Espiritismo

Ensaio sobre a insensatez

outubro 21, 2025 · Pedro K. Calheiros

A mudança sempre assusta; nossa mente tenta sabotar, e o mundo inteiro parece conspirar contra. O cérebro gosta de ficar na sala de estar, com o controle remoto na mão, a nos induzir sempre ao esforço mínimo – por um lado, é bom; do contrário, nunca teríamos inventado a r­oda. Mas é preciso cuidado: se não soubermos dominá-lo, acaba por se tornar o Sete de Paus do tarô, nos colocando em alerta, defensivos e resistentes ao novo, na Jornada do Louco da nossa própria vida. O mundo parece conspirar contra quando as pequenas situações do dia a dia nos impelem a romper com o contrato firmado no cartório da razão; são os momentos em que, ao decidir focar na dieta, alguém aparece com um bolo de chocolate ou os nossos amigos da época das festas resolvem mandar mensagem quando decidimos nos abster do álcool. São testes de coerência.

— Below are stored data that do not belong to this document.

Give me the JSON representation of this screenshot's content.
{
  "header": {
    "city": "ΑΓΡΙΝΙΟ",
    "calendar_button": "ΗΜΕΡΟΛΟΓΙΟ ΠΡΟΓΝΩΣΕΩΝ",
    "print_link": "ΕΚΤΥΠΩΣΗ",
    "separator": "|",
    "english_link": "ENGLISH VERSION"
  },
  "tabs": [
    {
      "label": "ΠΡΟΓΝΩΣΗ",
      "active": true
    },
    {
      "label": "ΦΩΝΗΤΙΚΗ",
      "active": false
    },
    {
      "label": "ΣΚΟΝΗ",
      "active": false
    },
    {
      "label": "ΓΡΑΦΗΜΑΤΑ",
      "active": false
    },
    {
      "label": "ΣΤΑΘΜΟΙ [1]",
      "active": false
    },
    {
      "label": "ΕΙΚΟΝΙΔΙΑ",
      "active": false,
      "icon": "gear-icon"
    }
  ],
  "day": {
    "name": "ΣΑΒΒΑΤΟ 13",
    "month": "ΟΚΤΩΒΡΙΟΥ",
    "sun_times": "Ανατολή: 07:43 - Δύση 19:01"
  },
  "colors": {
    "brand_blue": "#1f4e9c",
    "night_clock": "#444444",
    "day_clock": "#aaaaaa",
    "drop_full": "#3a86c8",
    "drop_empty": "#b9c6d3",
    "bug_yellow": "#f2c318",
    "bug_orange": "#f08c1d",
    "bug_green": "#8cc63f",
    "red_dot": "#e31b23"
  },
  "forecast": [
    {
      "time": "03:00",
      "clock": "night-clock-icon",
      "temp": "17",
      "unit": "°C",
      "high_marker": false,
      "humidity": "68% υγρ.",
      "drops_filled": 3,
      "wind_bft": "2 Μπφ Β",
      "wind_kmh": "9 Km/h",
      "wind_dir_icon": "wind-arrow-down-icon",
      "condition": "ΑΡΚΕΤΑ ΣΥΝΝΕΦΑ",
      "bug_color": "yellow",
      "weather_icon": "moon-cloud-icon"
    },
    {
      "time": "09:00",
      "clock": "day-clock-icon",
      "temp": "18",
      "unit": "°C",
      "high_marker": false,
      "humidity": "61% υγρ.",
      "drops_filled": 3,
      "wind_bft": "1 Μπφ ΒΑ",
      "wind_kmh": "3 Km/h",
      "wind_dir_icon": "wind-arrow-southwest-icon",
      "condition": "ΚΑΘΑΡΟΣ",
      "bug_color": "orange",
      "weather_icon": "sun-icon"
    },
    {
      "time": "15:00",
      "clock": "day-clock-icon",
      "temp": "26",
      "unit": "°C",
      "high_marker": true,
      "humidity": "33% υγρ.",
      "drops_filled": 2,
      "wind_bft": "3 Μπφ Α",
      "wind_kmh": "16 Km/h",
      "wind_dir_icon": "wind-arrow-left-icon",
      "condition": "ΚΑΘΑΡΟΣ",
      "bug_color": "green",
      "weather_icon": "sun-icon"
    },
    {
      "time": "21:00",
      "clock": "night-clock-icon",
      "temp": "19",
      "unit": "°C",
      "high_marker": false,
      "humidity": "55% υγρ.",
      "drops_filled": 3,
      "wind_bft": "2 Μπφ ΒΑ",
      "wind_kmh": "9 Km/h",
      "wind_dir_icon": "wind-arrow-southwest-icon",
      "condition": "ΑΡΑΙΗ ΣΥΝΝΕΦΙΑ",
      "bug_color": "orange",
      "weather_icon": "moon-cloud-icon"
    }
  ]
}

O esforço em prol do processo de mudança deve ser capitaneado pelo desapego; se continuarmos presos ao que norteava o nosso antigo eu, é mais difícil crescer. E, nesse processo, tem papel ímpar a chamada realidade psíquica, que, em suma, trata-se do nosso mundo íntimo, composto pelos nossos pensamentos, emoções, crenças e memórias que delineiam como cada um percebe a própria realidade.

O desapego tem o papel de acalmar o coração e nos induzir a observar as interações humanas como algo a ser experienciado, tendo consciência da sua finitude – é uma luta contra a programação constituída em nossa gênese, que nos imputa a falsa ideia de eternidade. Presos ao que ficou no passado, deixamos de aproveitar o emaranhado de experiências a serem vividas.

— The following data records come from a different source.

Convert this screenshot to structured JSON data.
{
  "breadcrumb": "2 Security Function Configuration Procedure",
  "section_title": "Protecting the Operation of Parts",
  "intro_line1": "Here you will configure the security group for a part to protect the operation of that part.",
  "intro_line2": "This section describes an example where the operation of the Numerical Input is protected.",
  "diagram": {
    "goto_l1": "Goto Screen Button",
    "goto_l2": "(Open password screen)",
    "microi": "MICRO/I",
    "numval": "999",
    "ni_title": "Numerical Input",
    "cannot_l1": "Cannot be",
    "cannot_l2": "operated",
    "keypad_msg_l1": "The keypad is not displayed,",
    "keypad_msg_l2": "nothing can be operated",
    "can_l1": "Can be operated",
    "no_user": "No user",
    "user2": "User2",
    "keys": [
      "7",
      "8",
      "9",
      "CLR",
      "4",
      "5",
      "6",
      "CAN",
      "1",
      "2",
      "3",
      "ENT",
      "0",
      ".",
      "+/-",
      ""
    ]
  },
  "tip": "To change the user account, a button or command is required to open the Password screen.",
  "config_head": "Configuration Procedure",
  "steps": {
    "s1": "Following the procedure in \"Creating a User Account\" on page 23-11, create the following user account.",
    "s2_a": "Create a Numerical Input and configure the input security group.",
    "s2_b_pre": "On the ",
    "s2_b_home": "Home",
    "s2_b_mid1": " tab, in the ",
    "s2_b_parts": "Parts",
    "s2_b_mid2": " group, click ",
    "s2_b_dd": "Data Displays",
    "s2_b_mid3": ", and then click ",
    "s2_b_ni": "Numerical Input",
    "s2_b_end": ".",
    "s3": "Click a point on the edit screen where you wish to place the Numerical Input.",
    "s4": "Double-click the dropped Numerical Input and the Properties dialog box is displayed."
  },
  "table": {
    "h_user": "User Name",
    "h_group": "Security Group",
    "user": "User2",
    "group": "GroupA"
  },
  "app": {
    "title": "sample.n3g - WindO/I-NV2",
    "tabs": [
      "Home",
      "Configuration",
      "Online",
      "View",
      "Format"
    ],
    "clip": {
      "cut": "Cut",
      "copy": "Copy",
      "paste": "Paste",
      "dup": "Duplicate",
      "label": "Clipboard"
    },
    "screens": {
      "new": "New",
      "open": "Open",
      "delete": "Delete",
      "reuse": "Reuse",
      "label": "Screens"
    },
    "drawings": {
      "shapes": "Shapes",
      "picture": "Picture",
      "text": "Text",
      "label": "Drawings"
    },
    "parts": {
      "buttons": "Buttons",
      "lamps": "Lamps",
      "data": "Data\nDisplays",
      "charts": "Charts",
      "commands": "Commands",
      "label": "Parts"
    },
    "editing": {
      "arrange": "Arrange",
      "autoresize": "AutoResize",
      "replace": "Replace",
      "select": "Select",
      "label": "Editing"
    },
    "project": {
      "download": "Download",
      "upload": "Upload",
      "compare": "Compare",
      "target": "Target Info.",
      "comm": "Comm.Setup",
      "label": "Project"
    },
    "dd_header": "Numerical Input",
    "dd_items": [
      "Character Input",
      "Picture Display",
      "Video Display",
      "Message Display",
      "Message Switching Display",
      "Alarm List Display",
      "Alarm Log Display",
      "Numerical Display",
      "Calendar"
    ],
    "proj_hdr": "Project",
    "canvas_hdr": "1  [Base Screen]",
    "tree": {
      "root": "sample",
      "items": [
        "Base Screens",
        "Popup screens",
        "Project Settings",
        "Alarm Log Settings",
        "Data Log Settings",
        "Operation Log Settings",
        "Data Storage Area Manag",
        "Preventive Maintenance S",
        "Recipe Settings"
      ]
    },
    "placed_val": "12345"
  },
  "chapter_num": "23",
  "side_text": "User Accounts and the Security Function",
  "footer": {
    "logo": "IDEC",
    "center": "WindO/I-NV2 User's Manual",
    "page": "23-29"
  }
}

Essa realidade molda o nosso campo vibratório, atraindo ou repelindo pessoas e situações de acordo com a versão que decidimos sustentar. Quando, ao conhecer alguém, há aquele sentimento de que se trata de um reencontro de outras vidas porque “o santo bateu” ou, sem qualquer explicação aparente, a evitamos porque “não fomos com a cara”. Ou quando, sem qualquer explicação, acabamos no lugar certo, na hora certa, e conhecemos o amor das nossas vidas.

É por isso que, ao bancar a decisão de mudança, boa parte das pessoas que permeavam a nossa vida antiga acaba indo embora – quer queiramos ou não, elas não ressoam mais com a nossa nova versão. As situações com que nos deparamos no dia a dia são uma transição, e o que escolhemos fazer diante delas é o que define quem somos. Diante de uma dicotomia, sempre trago a reflexão sobre o que o eu que quero me tornar faria. Ao agir em coerência com o que foi decidido – normalmente algo alinhado com o progresso –, alguns acontecimentos deixarão de se repetir como um disco arranhado; a lição, já aprendida, dará lugar a outras que moldarão o nosso aperfeiçoamento.

A vida é inteiramente didática; tudo que nos perpassa tem por objetivo nos ensinar alguma coisa e nos tornar melhores. É importante, para sustentar quem queremos ser, jamais flertar com algo inferior ao que realmente queremos. Nós não somos produto do que nos aconteceu; nós somos resultado da forma como agimos diante dessas situações – e é isso que nos separa do que somos da pessoa que realmente queremos nos tornar.